The charts in the Averages section focus on per-execution cost trends. The Total Time (avg) by Plan chart shows how the average elapsed time per execution varied over time for each plan. The Worker Time (avg) by Plan chart displays the average CPU time per execution. These charts help you distinguish between performance issues caused by increased query frequency versus issues caused by increased per-execution cost.

Investigating Query Performance

When analyzing query performance using this dashboard, start by examining the Plans Summary table to understand how many distinct plans exist for the query and whether any plans are significantly more expensive than others. Multiple plans with different performance characteristics often indicate parameter sniffing issues where SQL Server cached plans optimized for specific parameter values that may not be optimal for all parameter combinations.

Use the Totals and Averages charts together to understand performance patterns. High totals with low averages suggest the query runs frequently but each execution is relatively cheap, pointing to application-level optimization opportunities. High averages indicate expensive individual executions that need query-level optimization. Comparing performance across different time periods helps you identify whether performance degradation was gradual or sudden, which provides clues about the root cause.

Using the Dashboard Effectively

Set the time range selector to focus on the period when performance issues occurred. If you are investigating a regression that started yesterday, select a time range that includes both before and after the regression so you can compare plan behavior and metrics.
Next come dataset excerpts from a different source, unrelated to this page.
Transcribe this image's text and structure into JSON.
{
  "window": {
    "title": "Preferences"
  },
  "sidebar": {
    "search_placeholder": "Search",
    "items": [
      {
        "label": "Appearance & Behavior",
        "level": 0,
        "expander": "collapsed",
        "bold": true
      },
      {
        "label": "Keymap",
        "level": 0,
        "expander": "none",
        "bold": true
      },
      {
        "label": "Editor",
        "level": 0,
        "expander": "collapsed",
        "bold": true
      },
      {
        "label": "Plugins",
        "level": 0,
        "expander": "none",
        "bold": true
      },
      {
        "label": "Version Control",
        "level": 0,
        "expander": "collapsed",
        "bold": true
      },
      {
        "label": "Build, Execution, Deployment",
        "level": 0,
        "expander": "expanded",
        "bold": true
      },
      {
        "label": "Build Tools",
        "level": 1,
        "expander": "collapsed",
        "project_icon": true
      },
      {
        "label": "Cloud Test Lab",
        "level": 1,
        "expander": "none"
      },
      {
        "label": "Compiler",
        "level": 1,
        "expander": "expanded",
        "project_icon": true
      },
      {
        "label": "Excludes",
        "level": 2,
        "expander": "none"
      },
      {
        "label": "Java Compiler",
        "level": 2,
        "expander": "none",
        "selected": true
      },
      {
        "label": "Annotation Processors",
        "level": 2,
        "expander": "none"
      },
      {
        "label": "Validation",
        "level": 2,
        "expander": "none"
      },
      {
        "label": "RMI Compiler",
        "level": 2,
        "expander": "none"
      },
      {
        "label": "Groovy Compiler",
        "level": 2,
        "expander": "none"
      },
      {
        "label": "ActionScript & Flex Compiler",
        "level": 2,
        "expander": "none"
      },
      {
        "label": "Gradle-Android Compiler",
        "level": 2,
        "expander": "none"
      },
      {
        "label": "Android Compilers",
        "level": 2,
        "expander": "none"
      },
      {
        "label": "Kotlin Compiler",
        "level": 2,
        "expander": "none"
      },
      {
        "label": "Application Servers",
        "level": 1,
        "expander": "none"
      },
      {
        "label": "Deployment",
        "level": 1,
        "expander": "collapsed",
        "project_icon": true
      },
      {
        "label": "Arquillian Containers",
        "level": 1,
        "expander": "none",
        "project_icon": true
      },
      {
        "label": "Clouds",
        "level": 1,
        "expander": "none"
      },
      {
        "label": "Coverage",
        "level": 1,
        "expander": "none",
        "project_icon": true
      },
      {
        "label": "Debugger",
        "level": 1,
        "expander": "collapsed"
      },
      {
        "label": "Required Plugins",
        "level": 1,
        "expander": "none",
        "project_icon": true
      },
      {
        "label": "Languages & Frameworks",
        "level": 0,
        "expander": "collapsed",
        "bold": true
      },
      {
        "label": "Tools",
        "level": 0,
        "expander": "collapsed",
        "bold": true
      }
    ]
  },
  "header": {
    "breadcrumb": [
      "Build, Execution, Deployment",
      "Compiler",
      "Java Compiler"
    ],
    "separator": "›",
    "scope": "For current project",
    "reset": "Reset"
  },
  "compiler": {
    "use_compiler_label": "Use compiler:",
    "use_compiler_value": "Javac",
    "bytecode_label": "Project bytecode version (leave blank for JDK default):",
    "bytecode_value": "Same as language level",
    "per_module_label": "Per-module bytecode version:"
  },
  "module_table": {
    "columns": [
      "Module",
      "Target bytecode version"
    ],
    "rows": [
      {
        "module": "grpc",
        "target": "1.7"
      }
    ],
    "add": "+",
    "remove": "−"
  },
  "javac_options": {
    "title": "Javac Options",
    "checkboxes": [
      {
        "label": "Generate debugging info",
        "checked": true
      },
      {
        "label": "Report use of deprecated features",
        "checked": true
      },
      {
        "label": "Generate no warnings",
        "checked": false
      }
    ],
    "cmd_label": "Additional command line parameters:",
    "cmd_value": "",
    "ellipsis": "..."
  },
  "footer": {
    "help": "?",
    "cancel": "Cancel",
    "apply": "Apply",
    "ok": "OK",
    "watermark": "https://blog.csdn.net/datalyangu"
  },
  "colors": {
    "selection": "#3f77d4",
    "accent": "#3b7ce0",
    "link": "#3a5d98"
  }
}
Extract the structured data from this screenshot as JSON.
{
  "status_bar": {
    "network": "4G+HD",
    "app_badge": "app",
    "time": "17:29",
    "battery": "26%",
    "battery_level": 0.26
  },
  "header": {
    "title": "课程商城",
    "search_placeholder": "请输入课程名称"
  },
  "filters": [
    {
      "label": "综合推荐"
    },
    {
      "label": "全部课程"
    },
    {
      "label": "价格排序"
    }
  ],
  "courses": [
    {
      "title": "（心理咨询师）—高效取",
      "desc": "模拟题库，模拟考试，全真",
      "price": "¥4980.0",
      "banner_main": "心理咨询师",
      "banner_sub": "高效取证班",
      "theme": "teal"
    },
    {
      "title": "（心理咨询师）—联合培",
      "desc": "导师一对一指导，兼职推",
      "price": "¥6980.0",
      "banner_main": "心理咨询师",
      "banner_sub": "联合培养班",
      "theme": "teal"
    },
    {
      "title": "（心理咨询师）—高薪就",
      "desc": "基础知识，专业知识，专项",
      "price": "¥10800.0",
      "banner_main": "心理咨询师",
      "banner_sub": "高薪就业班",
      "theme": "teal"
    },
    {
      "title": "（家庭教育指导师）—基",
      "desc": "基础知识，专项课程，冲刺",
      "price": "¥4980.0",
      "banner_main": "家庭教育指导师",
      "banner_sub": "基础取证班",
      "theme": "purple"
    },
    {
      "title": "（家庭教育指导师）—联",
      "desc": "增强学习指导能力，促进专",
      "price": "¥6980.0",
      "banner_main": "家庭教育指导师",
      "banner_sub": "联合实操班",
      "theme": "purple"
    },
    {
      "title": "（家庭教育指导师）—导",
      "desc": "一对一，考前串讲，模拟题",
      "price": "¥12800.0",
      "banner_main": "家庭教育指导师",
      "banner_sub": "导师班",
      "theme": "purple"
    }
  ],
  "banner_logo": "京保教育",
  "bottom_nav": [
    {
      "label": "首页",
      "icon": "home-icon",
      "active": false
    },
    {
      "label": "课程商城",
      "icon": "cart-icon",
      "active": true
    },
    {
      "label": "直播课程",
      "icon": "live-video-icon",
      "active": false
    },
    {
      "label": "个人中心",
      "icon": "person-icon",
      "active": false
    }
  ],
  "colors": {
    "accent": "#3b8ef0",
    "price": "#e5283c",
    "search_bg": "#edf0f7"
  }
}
For ongoing performance issues, use a recent time range like the last few hours to analyze current behavior.

Sort and filter the time-series tables to focus on specific time periods or plans. If you know that performance degraded at a specific time, filter the table to show only samples from that period. If you want to compare two different plans, filter by plan hash to isolate their metrics.

Download multiple execution plans when comparing plan variations. Open them side by side in SQL Server Management Studio to identify exactly what changed between plans. Look for differences in join types, index selection, join order, and operator choices. Understanding why SQL Server chose different plans helps you decide whether to update statistics, add indexes, use query hints, or enable plan forcing.

When you identify a specific plan that performs best, consider using Query Store plan forcing to lock the query to that plan. This prevents SQL Server from choosing suboptimal plans in the future, providing stable and predictable performance. However, plan forcing should be used carefully and monitored regularly, as data volume changes or schema changes may eventually make the forced plan suboptimal.

Compare Totals and Averages to determine whether optimization efforts should focus on reducing per-execution cost or reducing execution frequency. If totals are high but averages are low, work with application teams to reduce unnecessary query executions, implement caching, or batch operations. If averages are high, focus on database-level optimization like indexes, query rewrites, or schema changes.